The bright orange-red bloom of the African tulip tree

African Tulip Tree

Spathodea campanulata
  • DIVISION: Tracheophyta (vascular plants)
  • CLASS: Magnoliopsida (dicotyledons)  
  • ORDER:  Scrophulariales
  • FAMILY: Bignoniaceae      
  • GENUS: Spathodea           
  • SPECIES: campanulata


Among the most beautiful of flowering trees, the African tulip tree comes from tropical Africa, where it reaches heights of 60 feet (18.3 meters) or more; in San Diego, they average 25 to 40 feet (7.6 to 12.3 meters) tall. When in bloom, the tree puts on a spectacular display, aglow with a profusion of stunning, orange-scarlet flowers.


A blooming African tulip tree clamors for attention, displaying clusters of showy, five-inch-long (13-centimeter-long) flowers that resemble frilly tulips. The bloom season, which depends on where the tree is planted, may last as long as five months. Fruits are 6- to 12-inch-long (15.2- to 30.5-centimeter-long) cigar-shaped pods that dry and harden. When they fall from the tree, they split into two boat-shaped halves and spill about 500 thin, flat seeds. The filmy wing that surrounds each small seed catches the wind and helps the seed disperse.

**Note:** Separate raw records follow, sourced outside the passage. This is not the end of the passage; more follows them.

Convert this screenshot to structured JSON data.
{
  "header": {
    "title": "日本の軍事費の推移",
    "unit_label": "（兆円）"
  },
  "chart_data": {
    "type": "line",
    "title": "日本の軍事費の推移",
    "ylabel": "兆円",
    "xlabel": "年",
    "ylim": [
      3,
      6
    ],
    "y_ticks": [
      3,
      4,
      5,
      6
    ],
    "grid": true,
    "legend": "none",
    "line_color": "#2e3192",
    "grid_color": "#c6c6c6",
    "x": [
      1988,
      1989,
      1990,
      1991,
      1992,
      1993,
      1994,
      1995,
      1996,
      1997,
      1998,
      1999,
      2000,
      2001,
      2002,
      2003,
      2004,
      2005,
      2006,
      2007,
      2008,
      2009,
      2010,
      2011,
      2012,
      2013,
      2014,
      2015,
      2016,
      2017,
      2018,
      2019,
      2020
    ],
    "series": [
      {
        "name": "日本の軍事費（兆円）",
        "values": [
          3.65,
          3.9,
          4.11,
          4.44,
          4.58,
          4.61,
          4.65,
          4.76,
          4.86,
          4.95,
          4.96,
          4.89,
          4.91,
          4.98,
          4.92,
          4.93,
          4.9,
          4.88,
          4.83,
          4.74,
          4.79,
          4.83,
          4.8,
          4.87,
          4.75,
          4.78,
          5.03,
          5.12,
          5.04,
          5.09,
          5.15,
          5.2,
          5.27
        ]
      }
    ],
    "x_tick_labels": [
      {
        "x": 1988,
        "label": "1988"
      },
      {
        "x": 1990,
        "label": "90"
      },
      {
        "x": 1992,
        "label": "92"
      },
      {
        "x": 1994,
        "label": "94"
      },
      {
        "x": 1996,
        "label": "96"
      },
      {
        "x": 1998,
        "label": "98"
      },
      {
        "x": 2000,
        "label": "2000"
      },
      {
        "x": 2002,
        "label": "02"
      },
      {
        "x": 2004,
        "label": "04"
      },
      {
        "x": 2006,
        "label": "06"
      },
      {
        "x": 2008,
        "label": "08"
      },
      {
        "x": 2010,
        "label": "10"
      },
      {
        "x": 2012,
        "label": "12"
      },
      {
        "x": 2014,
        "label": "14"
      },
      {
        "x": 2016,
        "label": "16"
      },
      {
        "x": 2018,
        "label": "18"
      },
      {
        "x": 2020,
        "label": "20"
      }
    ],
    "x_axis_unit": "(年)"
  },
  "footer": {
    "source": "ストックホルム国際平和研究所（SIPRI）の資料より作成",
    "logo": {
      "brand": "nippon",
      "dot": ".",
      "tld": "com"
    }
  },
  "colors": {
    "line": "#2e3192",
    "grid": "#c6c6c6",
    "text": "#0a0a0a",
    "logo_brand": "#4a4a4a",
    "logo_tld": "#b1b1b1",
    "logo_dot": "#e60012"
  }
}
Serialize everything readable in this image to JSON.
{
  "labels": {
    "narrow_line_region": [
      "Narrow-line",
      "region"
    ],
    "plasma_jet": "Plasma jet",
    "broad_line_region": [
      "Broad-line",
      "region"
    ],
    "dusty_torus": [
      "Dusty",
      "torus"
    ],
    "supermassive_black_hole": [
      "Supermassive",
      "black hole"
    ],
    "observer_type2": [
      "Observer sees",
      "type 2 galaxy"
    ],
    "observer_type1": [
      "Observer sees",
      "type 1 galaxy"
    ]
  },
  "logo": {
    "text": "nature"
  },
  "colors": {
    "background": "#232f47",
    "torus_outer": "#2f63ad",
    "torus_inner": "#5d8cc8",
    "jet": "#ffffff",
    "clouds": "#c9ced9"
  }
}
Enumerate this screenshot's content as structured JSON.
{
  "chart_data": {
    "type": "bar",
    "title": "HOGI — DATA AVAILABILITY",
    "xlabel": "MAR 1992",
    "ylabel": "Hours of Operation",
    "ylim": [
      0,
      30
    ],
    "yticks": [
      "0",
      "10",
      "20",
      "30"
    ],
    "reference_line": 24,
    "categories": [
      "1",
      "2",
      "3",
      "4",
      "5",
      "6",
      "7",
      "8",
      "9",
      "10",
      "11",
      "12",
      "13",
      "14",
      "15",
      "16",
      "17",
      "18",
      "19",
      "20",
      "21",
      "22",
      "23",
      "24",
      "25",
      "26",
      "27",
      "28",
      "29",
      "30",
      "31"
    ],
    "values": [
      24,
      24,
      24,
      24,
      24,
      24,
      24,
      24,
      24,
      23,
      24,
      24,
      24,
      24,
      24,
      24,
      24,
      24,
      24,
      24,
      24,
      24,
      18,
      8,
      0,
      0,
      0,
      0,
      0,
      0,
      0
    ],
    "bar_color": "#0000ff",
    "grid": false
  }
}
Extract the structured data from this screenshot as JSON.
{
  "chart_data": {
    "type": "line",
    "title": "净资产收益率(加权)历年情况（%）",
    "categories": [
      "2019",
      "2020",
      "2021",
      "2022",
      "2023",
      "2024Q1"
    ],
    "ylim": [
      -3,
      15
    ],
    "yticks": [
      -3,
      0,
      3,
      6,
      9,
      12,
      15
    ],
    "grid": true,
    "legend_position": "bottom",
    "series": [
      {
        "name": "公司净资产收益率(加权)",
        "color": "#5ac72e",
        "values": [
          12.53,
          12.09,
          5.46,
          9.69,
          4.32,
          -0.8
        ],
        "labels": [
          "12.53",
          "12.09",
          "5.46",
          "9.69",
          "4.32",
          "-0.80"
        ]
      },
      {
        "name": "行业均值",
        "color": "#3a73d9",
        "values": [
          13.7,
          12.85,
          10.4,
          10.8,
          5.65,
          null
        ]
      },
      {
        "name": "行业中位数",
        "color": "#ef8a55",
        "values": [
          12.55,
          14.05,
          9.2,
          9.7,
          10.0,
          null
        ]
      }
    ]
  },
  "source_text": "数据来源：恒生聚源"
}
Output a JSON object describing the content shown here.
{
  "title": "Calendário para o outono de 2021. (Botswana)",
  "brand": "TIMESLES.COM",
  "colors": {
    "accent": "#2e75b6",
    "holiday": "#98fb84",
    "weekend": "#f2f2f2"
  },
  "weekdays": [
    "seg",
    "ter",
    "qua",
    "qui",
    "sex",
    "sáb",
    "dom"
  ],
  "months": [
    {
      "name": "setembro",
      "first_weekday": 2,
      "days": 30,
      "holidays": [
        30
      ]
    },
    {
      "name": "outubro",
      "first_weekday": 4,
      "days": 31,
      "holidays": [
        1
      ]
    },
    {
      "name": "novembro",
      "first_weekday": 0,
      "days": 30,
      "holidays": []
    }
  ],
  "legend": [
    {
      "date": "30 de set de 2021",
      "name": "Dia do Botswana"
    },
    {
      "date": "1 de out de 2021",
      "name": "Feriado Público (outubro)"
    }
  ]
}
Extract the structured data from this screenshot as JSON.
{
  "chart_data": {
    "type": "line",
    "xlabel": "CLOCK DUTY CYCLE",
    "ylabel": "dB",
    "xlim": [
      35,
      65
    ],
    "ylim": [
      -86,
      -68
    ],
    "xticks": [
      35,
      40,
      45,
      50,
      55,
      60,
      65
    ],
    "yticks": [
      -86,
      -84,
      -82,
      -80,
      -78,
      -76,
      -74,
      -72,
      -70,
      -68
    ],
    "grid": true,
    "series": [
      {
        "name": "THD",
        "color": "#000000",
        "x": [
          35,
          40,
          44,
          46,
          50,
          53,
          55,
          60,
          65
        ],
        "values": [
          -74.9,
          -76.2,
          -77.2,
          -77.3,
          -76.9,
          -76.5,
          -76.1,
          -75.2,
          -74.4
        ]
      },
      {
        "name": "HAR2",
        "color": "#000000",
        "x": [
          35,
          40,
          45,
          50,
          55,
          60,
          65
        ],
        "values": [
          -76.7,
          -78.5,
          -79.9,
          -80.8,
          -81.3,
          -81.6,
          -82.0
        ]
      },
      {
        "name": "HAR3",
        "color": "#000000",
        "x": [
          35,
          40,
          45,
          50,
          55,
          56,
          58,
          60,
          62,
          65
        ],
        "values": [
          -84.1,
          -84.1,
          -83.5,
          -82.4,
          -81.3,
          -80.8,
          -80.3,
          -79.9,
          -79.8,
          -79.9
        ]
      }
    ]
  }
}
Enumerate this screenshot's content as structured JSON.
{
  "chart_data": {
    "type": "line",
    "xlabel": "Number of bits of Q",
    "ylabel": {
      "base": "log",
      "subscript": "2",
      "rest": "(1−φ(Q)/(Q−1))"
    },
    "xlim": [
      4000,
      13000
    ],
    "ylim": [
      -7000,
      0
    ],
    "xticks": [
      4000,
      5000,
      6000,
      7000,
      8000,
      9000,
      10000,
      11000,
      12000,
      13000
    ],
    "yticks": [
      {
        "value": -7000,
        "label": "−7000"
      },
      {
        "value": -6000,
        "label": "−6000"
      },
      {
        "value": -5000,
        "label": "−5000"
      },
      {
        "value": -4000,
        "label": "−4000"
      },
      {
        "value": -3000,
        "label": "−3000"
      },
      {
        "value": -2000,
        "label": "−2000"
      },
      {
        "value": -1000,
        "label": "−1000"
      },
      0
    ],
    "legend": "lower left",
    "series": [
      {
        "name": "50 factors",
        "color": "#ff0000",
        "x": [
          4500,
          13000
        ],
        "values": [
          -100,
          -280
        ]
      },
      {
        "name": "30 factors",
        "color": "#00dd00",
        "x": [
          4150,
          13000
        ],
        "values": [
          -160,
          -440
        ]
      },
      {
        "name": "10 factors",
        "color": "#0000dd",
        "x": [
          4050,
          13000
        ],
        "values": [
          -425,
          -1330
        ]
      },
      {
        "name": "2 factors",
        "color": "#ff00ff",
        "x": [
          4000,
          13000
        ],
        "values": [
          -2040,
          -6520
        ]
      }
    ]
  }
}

You might spot this exotic standout in urban and suburban landscapes where it has been introduced, including warm parts of the US, Australia, Central America, and some Pacific Islands. One cultivated variety bears flowers that are golden yellow. Although evergreen in their native tropical Africa, these trees are sensitive to cold, and may be cold-deciduous in cooler climates. They may also drop their leaves to survive very dry seasons. These trees do best in full sun, but outside of the tropics they rarely reach their full height. Limbs should be trimmed to prevent wind damage, as the wood of an African tulip tree is soft, bearing brittle stems, hollowing with age.


These trees are harvested for various commodities, including food and medicine. It is used for reforestation projects, for soil conservation, and as a crop for the production of plywood and charcoal. African tulip trees attract birds and other wildlife with their copious nectar and ability to hold rain and dew.


This beauty can also become an unwanted guest. The African tulip tree has naturalized in some places, including certain tropical Pacific Islands and Queensland, Australia. In these particularly hospitable areas, it self-sows freely. In fact, the International Union for Conservation of Nature (IUCN) Invasive Species Specialist Group names this plant in their published list, 100 of the World's Worst Alien Species. If that sounds like a harsh judgment, consider that African tulip trees invade natural ecosystems—once they grasp a piece of real estate or have a roothold, they basically outcompete native vegetation.

Save Wildlife. Help us keep this and other species from disappearing forever.


In San Diego, African tulip trees bloom in late summer and into fall. Look for their glorious blooms at the Zoo—across from the koala habitat, in the Zoo's Gorilla Tropics area, in Scripps Aviary, and at Terrace Lagoon.


Mature leaves are deep green and glossy, but they start out coppery. African tulip trees have pinnate leaves: leaflets on each side of the midrib are 4 to 6 inches (10.2 to 15.2 centimeters) long. A single compound leaf can be 18 inches (45.7 centimeters) long.


For centuries, children have loved to play with the swollen flower buds of African tulip trees. A good squeeze sends a squirt of watery nectar as far as 10 feet (3.1 meters)!


Another name for the African tulip tree is "flame of the forest."